The binary-only mode is particularly clever for resource-constrained deployments. Instead of providing full compilation environments (which require gigabytes per task for source code, build dependencies, and toolchains), binary mode gives agents just the vulnerable executable and minimal runtime environment. This reduces storage from ~10TB to ~130GB while still testing the crucial skill of binary vulnerability analysis—arguably harder than source-level analysis since agents must work with disassembly and debug symbols.

Gotcha

CyberGym's infrastructure requirements will immediately disqualify it for many teams. The full dataset requires 10 terabytes of storage—that's 10,000 GB—plus substantial computational resources to run Docker containers for each evaluation task. Even the minimal binary-only subset demands 130GB. If you're running on a laptop or modest cloud instance, you're not getting started without significant infrastructure investment. The researchers acknowledge this by providing a 10-task subset for initial experimentation, but that tiny sample won't give you statistically meaningful results for benchmarking.

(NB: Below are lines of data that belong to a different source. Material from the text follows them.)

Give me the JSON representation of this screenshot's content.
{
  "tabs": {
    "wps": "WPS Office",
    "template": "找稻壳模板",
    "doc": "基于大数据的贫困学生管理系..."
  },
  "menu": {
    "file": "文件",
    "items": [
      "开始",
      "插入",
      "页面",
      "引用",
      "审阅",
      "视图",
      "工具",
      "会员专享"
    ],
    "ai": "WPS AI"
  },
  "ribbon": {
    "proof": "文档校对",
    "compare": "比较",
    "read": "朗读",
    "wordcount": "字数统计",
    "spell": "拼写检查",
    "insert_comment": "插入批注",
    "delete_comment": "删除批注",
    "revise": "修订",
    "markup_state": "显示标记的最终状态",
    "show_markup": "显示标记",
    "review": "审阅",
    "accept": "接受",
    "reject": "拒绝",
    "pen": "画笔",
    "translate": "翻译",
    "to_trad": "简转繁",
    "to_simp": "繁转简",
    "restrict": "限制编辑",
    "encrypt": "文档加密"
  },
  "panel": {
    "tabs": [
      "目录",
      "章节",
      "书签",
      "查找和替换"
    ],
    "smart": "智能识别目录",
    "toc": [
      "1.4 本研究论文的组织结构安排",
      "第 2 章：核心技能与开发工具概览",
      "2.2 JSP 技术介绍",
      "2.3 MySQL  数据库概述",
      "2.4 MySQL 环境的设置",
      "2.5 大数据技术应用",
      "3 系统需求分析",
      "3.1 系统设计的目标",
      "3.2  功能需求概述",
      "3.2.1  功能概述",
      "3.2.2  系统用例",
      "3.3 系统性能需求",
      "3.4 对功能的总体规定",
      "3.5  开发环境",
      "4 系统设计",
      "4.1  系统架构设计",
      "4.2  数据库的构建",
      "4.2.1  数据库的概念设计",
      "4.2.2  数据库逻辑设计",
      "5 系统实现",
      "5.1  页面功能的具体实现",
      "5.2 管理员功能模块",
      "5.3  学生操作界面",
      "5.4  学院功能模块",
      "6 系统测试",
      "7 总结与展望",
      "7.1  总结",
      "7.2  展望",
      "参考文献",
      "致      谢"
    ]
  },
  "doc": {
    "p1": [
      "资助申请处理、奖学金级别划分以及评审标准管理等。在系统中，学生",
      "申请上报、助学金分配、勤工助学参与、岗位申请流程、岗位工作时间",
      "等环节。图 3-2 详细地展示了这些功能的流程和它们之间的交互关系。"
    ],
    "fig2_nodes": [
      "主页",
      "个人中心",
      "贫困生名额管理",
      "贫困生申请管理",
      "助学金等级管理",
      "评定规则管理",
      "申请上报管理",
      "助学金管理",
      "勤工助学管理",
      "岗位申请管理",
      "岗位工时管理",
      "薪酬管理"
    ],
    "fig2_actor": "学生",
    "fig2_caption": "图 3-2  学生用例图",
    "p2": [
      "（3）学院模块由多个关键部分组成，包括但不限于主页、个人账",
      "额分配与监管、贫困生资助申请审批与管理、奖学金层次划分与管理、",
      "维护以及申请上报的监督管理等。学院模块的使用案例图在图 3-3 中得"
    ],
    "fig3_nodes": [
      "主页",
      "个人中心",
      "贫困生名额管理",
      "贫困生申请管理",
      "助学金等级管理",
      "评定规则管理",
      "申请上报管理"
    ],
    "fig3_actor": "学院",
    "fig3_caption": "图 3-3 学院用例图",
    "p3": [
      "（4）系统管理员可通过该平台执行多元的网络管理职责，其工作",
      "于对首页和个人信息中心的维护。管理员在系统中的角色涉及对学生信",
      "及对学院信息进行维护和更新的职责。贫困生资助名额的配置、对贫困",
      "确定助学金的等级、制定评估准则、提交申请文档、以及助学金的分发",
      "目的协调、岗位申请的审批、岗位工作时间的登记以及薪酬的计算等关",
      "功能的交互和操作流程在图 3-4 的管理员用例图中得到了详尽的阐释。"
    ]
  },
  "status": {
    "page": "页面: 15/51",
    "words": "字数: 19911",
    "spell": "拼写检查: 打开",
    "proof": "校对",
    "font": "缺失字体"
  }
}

The framework's scope is narrower than the "cybersecurity evaluation" description might suggest. CyberGym focuses specifically on memory corruption vulnerabilities that produce detectable crashes—buffer overflows, use-after-free bugs, null pointer dereferences. It cannot evaluate agents on logic bugs, authentication bypasses, SQL injection, or any vulnerability class that doesn't reliably crash the application. A vulnerability that leaks sensitive data without crashing? CyberGym won't validate it. An authentication bypass that returns success when it should fail? No validation mechanism exists. This focus on crash-based bugs makes sense for automated validation, but it means the benchmark covers perhaps 30-40% of real-world vulnerability types. You're not getting a complete picture of an agent's security analysis capabilities, just their memory corruption hunting skills.

Verdict

Use CyberGym if you're conducting academic research on AI agent capabilities in vulnerability discovery, need reproducible benchmarks for comparing security-focused LLMs, or want rigorous evaluation of automated exploitation tools against real-world targets. The framework excels when you have substantial infrastructure, need standardized metrics for agent comparison, and focus specifically on memory corruption vulnerabilities. Skip if you're working with limited resources (the storage and compute requirements are punishing), need quick prototyping cycles (setup complexity is high), evaluating vulnerability types beyond memory corruption, or building production security tools rather than researching agent capabilities. CyberGym is a research instrument, not a practical security testing platform—approach it with the mindset of someone building a particle accelerator, not someone debugging their application.